Gdzie mamy się dogagać? Przecież to dwie prostopadłe rzeczy.

Mam bardzo bliski (kolega kolegi, obaj tęgie mózgi) przykład człowieka, który musiał zmieniać temat(!) pracy naukowej, bo mu nie chcieli zrecenzjonować (tak, praca jest wywrotowa, dotyczy czarnej materii (neguje jej istnienie)). Po zmianie tematu OK! (Co oznacza, że recenzenci nie czytają prac, tylko abstract i nagłówki, może rzucą okien na dalszą część).
A ten człowiek teraz ma asa w rękawie jako prosty wniosek :)

Także możesz sobie pisać: Bzdura, nie, jest tak a tak, papier jest cierpliwy. Ale, jak to mówią (i się powtórzę) szkoda chłopa.

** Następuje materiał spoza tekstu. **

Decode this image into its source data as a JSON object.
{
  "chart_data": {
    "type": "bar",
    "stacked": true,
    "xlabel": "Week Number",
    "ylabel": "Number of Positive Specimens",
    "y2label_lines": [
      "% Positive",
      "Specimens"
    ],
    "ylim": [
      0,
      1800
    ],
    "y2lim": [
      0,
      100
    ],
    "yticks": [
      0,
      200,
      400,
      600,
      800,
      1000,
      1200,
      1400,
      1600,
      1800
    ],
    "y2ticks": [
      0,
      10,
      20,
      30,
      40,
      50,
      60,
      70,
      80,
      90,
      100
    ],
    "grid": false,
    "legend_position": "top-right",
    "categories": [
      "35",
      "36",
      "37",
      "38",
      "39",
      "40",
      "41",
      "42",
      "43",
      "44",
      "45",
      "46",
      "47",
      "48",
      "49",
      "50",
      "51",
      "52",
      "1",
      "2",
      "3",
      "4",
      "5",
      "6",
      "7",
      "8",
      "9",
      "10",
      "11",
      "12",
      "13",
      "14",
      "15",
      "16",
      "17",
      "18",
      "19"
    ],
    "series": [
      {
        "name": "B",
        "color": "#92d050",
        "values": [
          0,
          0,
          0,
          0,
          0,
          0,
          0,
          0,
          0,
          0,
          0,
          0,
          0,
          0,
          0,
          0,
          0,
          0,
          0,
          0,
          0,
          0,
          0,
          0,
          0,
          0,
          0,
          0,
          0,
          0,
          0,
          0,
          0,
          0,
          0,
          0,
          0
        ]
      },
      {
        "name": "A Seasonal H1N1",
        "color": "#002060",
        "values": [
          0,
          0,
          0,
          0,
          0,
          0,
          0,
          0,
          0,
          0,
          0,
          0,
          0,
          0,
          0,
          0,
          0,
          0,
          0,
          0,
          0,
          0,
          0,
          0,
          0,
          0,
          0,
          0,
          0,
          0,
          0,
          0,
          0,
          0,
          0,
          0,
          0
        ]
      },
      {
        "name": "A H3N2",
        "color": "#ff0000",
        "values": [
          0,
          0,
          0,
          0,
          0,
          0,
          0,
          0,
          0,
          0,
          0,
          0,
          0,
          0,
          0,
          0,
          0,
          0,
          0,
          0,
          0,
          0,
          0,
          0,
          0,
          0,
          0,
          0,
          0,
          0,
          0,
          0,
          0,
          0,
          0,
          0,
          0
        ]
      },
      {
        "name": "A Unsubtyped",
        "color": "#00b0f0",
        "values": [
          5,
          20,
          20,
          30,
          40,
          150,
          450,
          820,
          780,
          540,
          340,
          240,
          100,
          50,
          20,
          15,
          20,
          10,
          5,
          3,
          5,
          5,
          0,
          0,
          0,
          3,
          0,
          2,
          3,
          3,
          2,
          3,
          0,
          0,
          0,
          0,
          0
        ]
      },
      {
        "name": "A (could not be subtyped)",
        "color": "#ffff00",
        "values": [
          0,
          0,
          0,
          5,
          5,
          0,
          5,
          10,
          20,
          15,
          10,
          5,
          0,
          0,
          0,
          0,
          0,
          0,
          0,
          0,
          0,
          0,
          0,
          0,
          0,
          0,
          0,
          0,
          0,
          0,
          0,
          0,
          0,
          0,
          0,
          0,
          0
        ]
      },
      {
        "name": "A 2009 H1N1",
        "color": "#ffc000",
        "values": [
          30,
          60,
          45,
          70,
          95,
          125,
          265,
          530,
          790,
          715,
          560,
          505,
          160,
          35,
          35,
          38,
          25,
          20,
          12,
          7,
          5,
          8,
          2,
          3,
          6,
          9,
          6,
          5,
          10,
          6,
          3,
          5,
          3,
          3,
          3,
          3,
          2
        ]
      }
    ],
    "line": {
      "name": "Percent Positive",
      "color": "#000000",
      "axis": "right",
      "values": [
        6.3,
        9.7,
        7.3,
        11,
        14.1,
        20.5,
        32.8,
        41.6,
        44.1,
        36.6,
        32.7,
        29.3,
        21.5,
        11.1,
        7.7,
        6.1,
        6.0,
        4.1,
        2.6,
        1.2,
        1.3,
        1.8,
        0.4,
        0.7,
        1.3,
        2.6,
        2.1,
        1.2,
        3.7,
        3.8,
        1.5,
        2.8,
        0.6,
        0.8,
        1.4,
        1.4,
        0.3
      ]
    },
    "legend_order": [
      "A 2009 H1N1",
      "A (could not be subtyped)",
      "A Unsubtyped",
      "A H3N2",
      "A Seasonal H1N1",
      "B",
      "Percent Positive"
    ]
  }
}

I żeby nie było. Ja jestem ZA nauką. Ale tą rzetelną, apolityczną. Tą, którą tak chwalisz. Ale jak do nauki wchodzi polityka, to to co napisałem o prostytutkach parę postów temu. I tę naukę spróbuj pochwalić. Ale naprawdę rzetelnie, bo jak znajdzesz JEDEN punkt wątpliwy, cała reszta idze się uprawiać seks. I nie pomoże klepanie się po plecach. Chociaż jak będzie mocne, głośne plklepywanie się, to może zagłuszy wątpliwości.

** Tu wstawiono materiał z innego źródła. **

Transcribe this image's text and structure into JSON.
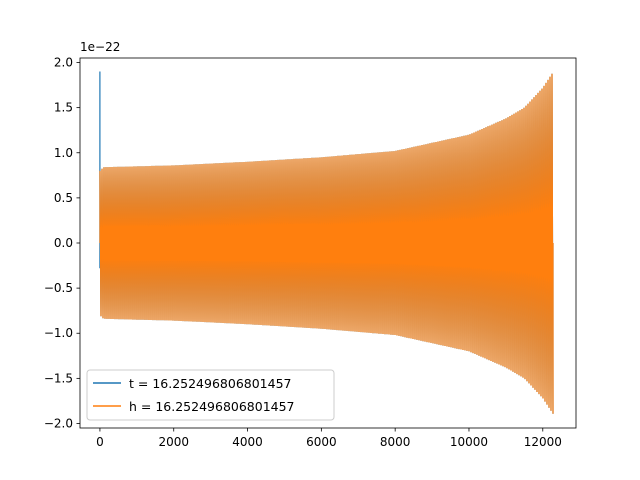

Wg mnie nie można Z CAŁĄ PEWNOŚCIĄ twierdzić, że ocieplenie jest antropologiczne, tzn. na pewno jest, tylko chodzi o procent. Czy to 0.1%, czy 1%, czy 10%. Natomiast historia człowieka mówi, że rzeczywiście, grube parę tysięcy lat temu ludzie żyli na dzisiejszych terenach pustynnych, które wówczas były jednak zielone. Na północ przyszli za lodowcem i zostali, bo jednak mniej zjadliwego dziadostwa tu żyje.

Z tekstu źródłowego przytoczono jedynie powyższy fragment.